我想有一个函数,我可以传递一个空白修剪字符串,它将返回
0表示错误(不是字符串)1表示ipv4 2表示ipv6 3表示字符串不是ip.
Ipv6有这些规则:
Ipv6由8组由冒号(:)分隔的16位十六进制值表示
.十六进制数字不区分大小写
缩写规则:
1:在16位值中省略前导零
2:用一组或多组连续零替换双结肠
wiki示例显示3种方式都是相同的ipv6:
fe80:0000:0000:0000:0202:b3ff:fe1e:8329
fe80:0:0:0:202:b3ff:fe1e:8329
fe80::202:b3ff:fe1e:8329
我有理由相信ipv4你只需要检查三个.然后检查字符串是否所有
数字和.的计数为数字,最后一个字符串的检查
将在if语句的末尾,所以如果它不是ipv4/6及其字符串则
返回3
Mike的解决方案很好,但可以通过多种方式改进.在目前的形式,它没有得到ipv6地址检查,但它很容易修复.ipv6检查在诸如"1050!0!0+0-5@600$300c#326b"和"1050:0:0:0:5:600:300c:326babcdef"(将其识别为有效地址)和"1050:::600:5:1000::"(将其识别为字符串)之类的事情上失败.

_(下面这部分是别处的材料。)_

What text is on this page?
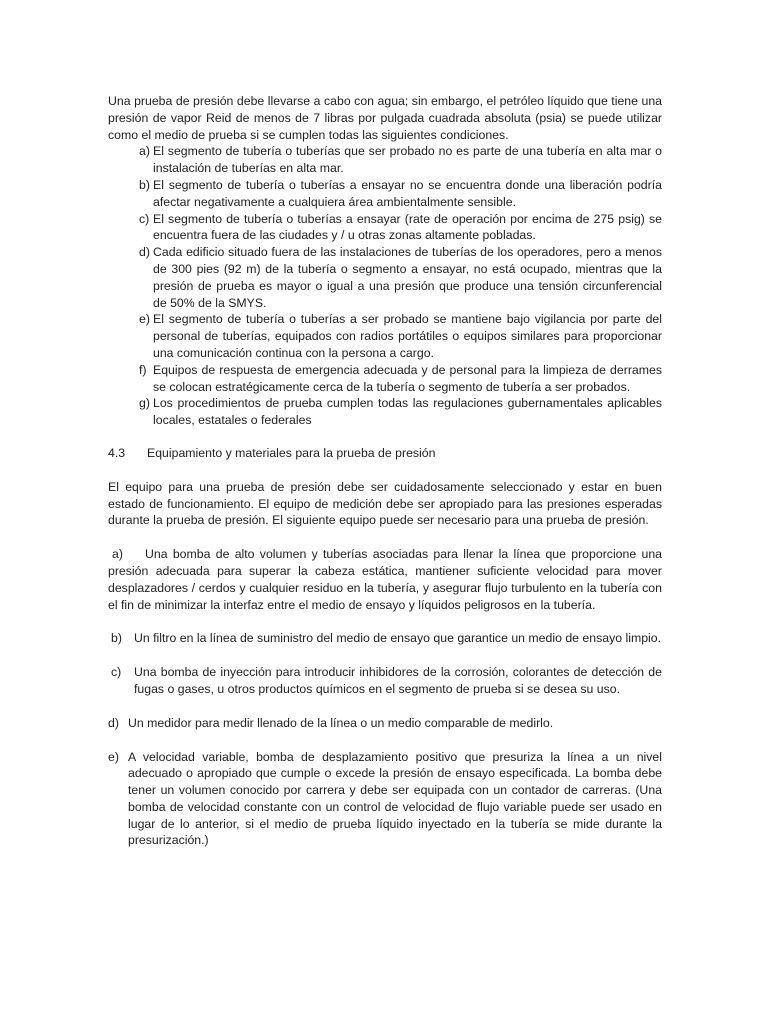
Una prueba de presión debe llevarse a cabo con agua; sin embargo, el petróleo líquido que tiene una presión de vapor Reid de menos de 7 libras por pulgada cuadrada absoluta (psia) se puede utilizar como el medio de prueba si se cumplen todas las siguientes condiciones.

a) El segmento de tubería o tuberías que ser probado no es parte de una tubería en alta mar o instalación de tuberías en alta mar.
b) El segmento de tubería o tuberías a ensayar no se encuentra donde una liberación podría afectar negativamente a cualquiera área ambientalmente sensible.
c) El segmento de tubería o tuberías a ensayar (rate de operación por encima de 275 psig) se encuentra fuera de las ciudades y / u otras zonas altamente pobladas.
d) Cada edificio situado fuera de las instalaciones de tuberías de los operadores, pero a menos de 300 pies (92 m) de la tubería o segmento a ensayar, no está ocupado, mientras que la presión de prueba es mayor o igual a una presión que produce una tensión circunferencial de 50% de la SMYS.
e) El segmento de tubería o tuberías a ser probado se mantiene bajo vigilancia por parte del personal de tuberías, equipados con radios portátiles o equipos similares para proporcionar una comunicación continua con la persona a cargo.
f) Equipos de respuesta de emergencia adecuada y de personal para la limpieza de derrames se colocan estratégicamente cerca de la tubería o segmento de tubería a ser probados.
g) Los procedimientos de prueba cumplen todas las regulaciones gubernamentales aplicables locales, estatales o federales
4.3	Equipamiento y materiales para la prueba de presión

El equipo para una prueba de presión debe ser cuidadosamente seleccionado y estar en buen estado de funcionamiento. El equipo de medición debe ser apropiado para las presiones esperadas durante la prueba de presión. El siguiente equipo puede ser necesario para una prueba de presión.

a) Una bomba de alto volumen y tuberías asociadas para llenar la línea que proporcione una presión adecuada para superar la cabeza estática, mantiener suficiente velocidad para mover desplazadores / cerdos y cualquier residuo en la tubería, y asegurar flujo turbulento en la tubería con el fin de minimizar la interfaz entre el medio de ensayo y líquidos peligrosos en la tubería.
b) Un filtro en la línea de suministro del medio de ensayo que garantice un medio de ensayo limpio.
c)	Una bomba de inyección para introducir inhibidores de la corrosión, colorantes de detección de fugas o gases, u otros productos químicos en el segmento de prueba si se desea su uso.
d) Un medidor para medir llenado de la línea o un medio comparable de medirlo.
e) A velocidad variable, bomba de desplazamiento positivo que presuriza la línea a un nivel adecuado o apropiado que cumple o excede la presión de ensayo especificada. La bomba debe tener un volumen conocido por carrera y debe ser equipada con un contador de carreras. (Una bomba de velocidad constante con un control de velocidad de flujo variable puede ser usado en lugar de lo anterior, si el medio de prueba líquido inyectado en la tubería se mide durante la presurización.)
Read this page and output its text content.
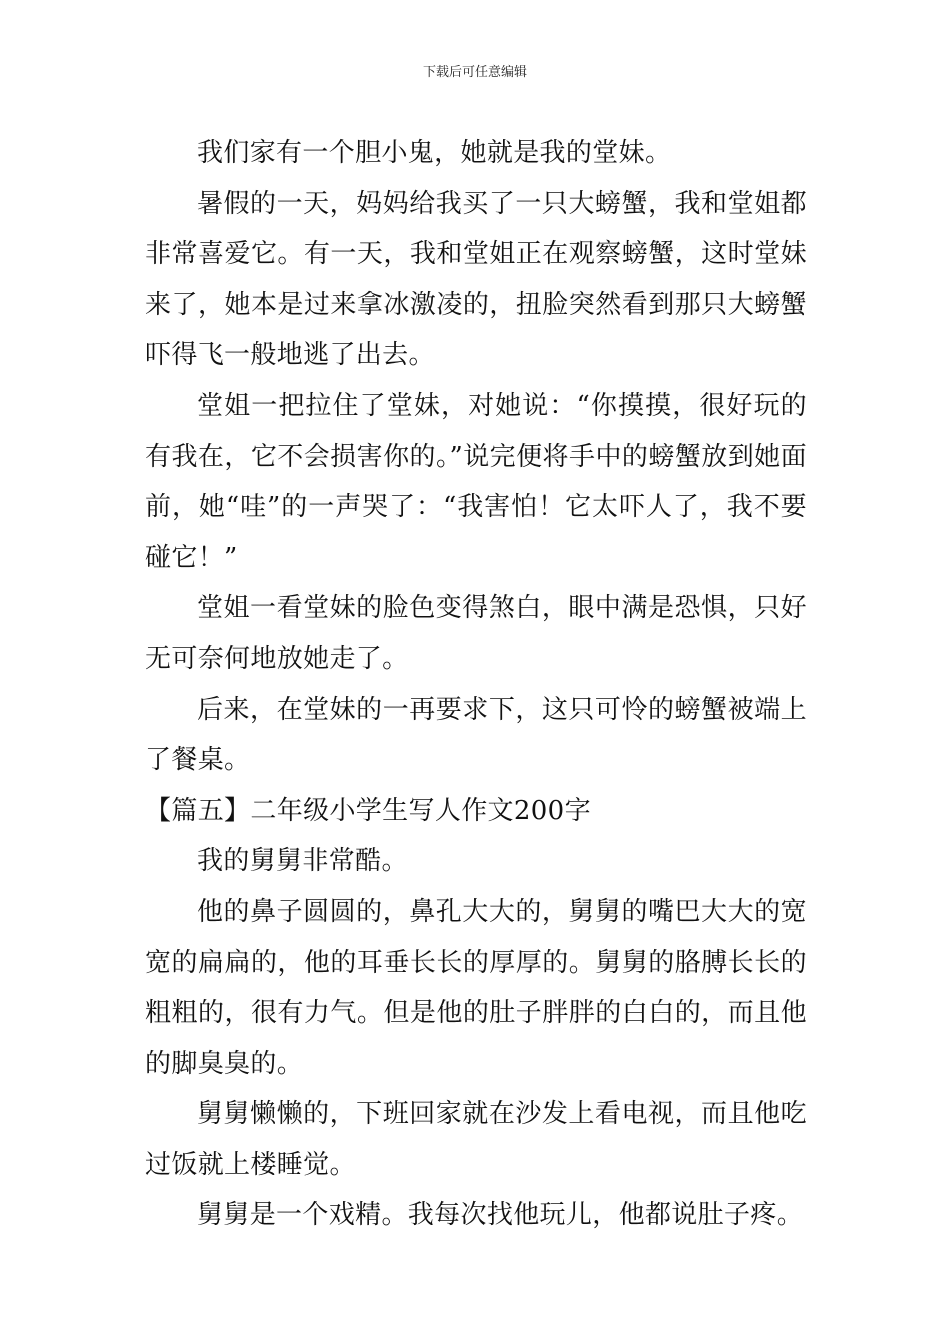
下载后可任意编辑

我们家有一个胆小鬼，她就是我的堂妹。

暑假的一天，妈妈给我买了一只大螃蟹，我和堂姐都非常喜爱它。有一天，我和堂姐正在观察螃蟹，这时堂妹来了，她本是过来拿冰激凌的，扭脸突然看到那只大螃蟹吓得飞一般地逃了出去。

堂姐一把拉住了堂妹，对她说：“你摸摸，很好玩的有我在，它不会损害你的。”说完便将手中的螃蟹放到她面前，她“哇”的一声哭了：“我害怕！它太吓人了，我不要碰它！”

堂姐一看堂妹的脸色变得煞白，眼中满是恐惧，只好无可奈何地放她走了。

后来，在堂妹的一再要求下，这只可怜的螃蟹被端上了餐桌。

【篇五】二年级小学生写人作文200字

我的舅舅非常酷。

他的鼻子圆圆的，鼻孔大大的，舅舅的嘴巴大大的宽宽的扁扁的，他的耳垂长长的厚厚的。舅舅的胳膊长长的粗粗的，很有力气。但是他的肚子胖胖的白白的，而且他的脚臭臭的。

舅舅懒懒的，下班回家就在沙发上看电视，而且他吃过饭就上楼睡觉。

舅舅是一个戏精。我每次找他玩儿，他都说肚子疼。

以下是改进版本(假设IPv4为十进制数,IPv6假定为十六进制数):
function GetIPType(ip)
local R = {ERROR = 0, IPV4 = 1, IPV6 = 2, STRING = 3}
if type(ip) ~= "string" then return R.ERROR end
-- check for format 1.11.111.111 for ipv4
local chunks = {ip:match("^(%d+)%.(%d+)%.(%d+)%.(%d+)$")}
if #chunks == 4 then
for _,v in pairs(chunks) do
if tonumber(v) > 255 then return R.STRING end
end
return R.IPV4
end
-- check for ipv6 format, should be 8 'chunks' of numbers/letters
-- without leading/trailing chars
-- or fewer than 8 chunks, but with only one `::` group
local chunks = {ip:match("^"..(("([a-fA-F0-9]*):"):rep(8):gsub(":$","$")))}
if #chunks == 8
or #chunks < 8 and ip:match('::') and not ip:gsub("::","",1):match('::') then
for _,v in pairs(chunks) do
if #v > 0 and tonumber(v, 16) > 65535 then return R.STRING end
end
return R.IPV6
end
return R.STRING
end
要检查的脚本:
local IPType = {[0] = "Error", "IPv4", "IPv6", "string"}
local ips = {
"128.1.0.1", -- ipv4
"223.255.254.254", -- ipv4
"999.12345.0.0001", -- invalid ipv4
"1050:0:0:0:5:600:300c:326b", -- ipv6
"1050!0!0+0-5@600$300c#326b", -- string
"1050:0:0:0:5:600:300c:326babcdef", -- string
"1050:0000:0000:0000:0005:0600:300c:326b", -- ipv6
"fe80:0000:0000:0000:0202:b3ff:fe1e:8329", -- ipv6
"fe80:0:0:0:202:b3ff:fe1e:8329", -- ipv6
"fe80::202:b3ff:fe1e:8329", -- ipv6
"1050:::600:5:1000::", -- contracted ipv6
"::", -- ipv6
"::1", -- ipv6
"::1::", -- string
"129.garbage.9.1", -- string
"xxx127.0.0.0", -- error
"xxx1050:0000:0000:0000:0005:0600:300c:326b", -- string
129.10 -- error
}
for k,v in pairs(ips) do
print(v, IPType[GetIPType(v)])
end
并输出:
128.1.0.1 IPv4
223.255.254.254 IPv4
999.12345.0.0001 string
1050:0:0:0:5:600:300c:326b IPv6
1050!0!0+0-5@600$300c#326b string
1050:0:0:0:5:600:300c:326babcdef string
1050:0000:0000:0000:0005:0600:300c:326b IPv6
fe80:0000:0000:0000:0202:b3ff:fe1e:8329 IPv6
fe80:0:0:0:202:b3ff:fe1e:8329 IPv6
fe80::202:b3ff:fe1e:8329 IPv6
1050:::600:5:1000:: IPv6
:: IPv6
::1 IPv6
::1:: string
129.garbage.9.1 string
xxx127.0.0.0 string
xxx1050:0000:0000:0000:0005:0600:300c:326b string
129.1 Error
更新于9/6/2018,在地址之前/之后添加垃圾处理并检查签约的ipv6,这允许少于8个组,其中一个空组包含两个连续冒号.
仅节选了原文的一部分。